Last night I was watching God Tv and thinking about how the day had not gone as well as I would have liked. We had court and although it did not go poorly, not much was accomplished. I have been praying for a divine intervention to bring my husband home. So, as I am sitting in my comfy chair, holding a sleeping princess, I just kept thinking "broken, I am so broken." The tv caught my attention and one of my guys said something to the fact of "sometimes God has to allow us to be broken so he can fill us back up." Holy Hannah! It then made so much sense to me. We had allowed ourselves, and in turn our family, to fall away from God (not intentionally) and that allowed these things to happen. The good thing, is that it has made both Steve and I literally hit our knees.
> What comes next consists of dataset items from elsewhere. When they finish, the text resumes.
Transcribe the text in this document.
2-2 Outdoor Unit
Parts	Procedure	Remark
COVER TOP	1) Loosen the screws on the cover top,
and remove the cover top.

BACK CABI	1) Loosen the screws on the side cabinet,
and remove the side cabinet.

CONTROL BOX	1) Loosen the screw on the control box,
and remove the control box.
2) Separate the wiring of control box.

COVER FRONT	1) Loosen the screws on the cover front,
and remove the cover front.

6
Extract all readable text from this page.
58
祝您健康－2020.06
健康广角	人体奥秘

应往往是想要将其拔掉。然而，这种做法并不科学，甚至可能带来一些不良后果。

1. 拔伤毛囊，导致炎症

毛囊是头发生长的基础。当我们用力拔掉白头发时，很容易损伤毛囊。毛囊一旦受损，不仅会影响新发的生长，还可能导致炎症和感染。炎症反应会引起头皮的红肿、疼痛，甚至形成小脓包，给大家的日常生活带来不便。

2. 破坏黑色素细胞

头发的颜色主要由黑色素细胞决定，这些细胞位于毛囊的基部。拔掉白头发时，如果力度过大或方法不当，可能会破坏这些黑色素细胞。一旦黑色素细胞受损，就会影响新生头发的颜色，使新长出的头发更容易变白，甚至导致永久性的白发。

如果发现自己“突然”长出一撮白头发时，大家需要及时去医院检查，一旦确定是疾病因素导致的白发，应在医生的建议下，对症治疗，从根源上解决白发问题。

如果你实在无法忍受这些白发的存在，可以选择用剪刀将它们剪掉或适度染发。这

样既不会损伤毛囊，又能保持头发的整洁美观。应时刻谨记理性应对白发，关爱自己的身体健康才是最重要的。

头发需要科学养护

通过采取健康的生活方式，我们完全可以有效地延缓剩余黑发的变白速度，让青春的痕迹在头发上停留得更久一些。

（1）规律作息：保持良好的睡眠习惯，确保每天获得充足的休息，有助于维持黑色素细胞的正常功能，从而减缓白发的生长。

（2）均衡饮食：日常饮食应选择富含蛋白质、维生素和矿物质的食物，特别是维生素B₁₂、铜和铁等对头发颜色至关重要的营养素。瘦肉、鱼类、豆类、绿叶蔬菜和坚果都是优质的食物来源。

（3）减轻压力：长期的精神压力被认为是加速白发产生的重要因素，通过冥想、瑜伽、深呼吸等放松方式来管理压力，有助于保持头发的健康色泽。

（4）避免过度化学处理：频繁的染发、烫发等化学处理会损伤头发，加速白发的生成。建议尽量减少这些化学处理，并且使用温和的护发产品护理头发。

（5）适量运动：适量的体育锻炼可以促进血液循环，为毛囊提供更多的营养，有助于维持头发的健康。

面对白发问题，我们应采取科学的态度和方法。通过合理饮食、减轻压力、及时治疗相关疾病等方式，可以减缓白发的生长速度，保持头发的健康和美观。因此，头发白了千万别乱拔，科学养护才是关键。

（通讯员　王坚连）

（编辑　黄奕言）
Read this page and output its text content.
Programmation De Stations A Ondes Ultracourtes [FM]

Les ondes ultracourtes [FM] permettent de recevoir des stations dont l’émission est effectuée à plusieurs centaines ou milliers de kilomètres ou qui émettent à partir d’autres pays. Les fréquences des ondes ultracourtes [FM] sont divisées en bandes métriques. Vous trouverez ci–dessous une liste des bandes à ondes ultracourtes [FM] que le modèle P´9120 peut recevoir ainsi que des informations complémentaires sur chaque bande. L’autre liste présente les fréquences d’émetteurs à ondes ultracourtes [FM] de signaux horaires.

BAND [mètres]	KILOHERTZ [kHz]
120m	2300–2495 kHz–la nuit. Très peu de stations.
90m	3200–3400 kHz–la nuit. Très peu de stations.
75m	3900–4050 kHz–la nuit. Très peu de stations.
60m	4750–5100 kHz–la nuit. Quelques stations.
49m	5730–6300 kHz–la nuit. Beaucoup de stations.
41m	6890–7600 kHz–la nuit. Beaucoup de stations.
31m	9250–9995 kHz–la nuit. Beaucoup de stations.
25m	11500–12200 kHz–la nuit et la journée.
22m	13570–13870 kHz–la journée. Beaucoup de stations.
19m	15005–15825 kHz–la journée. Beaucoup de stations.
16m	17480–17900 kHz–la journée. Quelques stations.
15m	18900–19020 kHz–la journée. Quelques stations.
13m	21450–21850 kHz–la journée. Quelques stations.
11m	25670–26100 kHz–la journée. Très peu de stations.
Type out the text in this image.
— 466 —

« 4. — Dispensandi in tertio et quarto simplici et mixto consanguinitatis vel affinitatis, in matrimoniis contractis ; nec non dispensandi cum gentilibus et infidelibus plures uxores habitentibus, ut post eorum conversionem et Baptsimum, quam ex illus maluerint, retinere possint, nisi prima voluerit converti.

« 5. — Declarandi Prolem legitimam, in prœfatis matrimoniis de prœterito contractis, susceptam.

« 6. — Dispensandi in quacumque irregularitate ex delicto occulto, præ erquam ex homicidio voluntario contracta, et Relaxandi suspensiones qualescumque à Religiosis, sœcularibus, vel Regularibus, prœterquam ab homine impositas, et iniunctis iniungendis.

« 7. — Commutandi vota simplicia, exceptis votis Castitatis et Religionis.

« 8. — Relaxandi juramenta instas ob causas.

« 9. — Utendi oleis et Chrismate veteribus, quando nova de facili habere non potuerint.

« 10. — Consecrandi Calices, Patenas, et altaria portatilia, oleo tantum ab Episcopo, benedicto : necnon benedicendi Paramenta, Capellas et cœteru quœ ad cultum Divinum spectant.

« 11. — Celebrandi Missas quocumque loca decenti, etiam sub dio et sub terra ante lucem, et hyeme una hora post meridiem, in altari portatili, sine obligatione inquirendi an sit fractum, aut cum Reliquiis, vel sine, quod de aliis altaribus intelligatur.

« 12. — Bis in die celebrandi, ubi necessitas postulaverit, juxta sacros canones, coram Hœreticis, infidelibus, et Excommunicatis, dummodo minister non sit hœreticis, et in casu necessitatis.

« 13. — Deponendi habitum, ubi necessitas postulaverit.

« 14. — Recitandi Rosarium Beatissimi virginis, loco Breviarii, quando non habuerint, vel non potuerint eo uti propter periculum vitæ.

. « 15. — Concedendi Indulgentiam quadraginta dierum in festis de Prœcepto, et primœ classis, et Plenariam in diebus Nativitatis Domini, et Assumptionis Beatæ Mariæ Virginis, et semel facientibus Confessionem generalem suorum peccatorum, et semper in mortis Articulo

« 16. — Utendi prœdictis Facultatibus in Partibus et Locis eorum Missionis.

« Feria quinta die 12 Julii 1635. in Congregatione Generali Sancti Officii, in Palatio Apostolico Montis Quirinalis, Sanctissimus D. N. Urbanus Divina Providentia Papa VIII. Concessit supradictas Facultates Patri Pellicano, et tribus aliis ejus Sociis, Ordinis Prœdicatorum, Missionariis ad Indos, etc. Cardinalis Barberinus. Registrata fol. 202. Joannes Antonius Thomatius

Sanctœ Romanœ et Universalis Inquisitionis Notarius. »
We have each reconnected with our Savior and in turn, with each other. I can say that this is the hardest thing I have gone through as a mom and wife, yet I have peace that He is going to us it for His glory. We have been able to refocus on what the right priorities are, and start living in a way that is more pleasing to Him. Now, we just need everyone else on board so we can bring our family back together and start anew. This too shall pass. I am so glad I have an everlasting Father that can build us a shelter to weather this storm.
P.S. Went to the clinic and I have lost 10#'s since June. Hip-hip Horray!
So great those revelations! Praying and thinking for you and your family!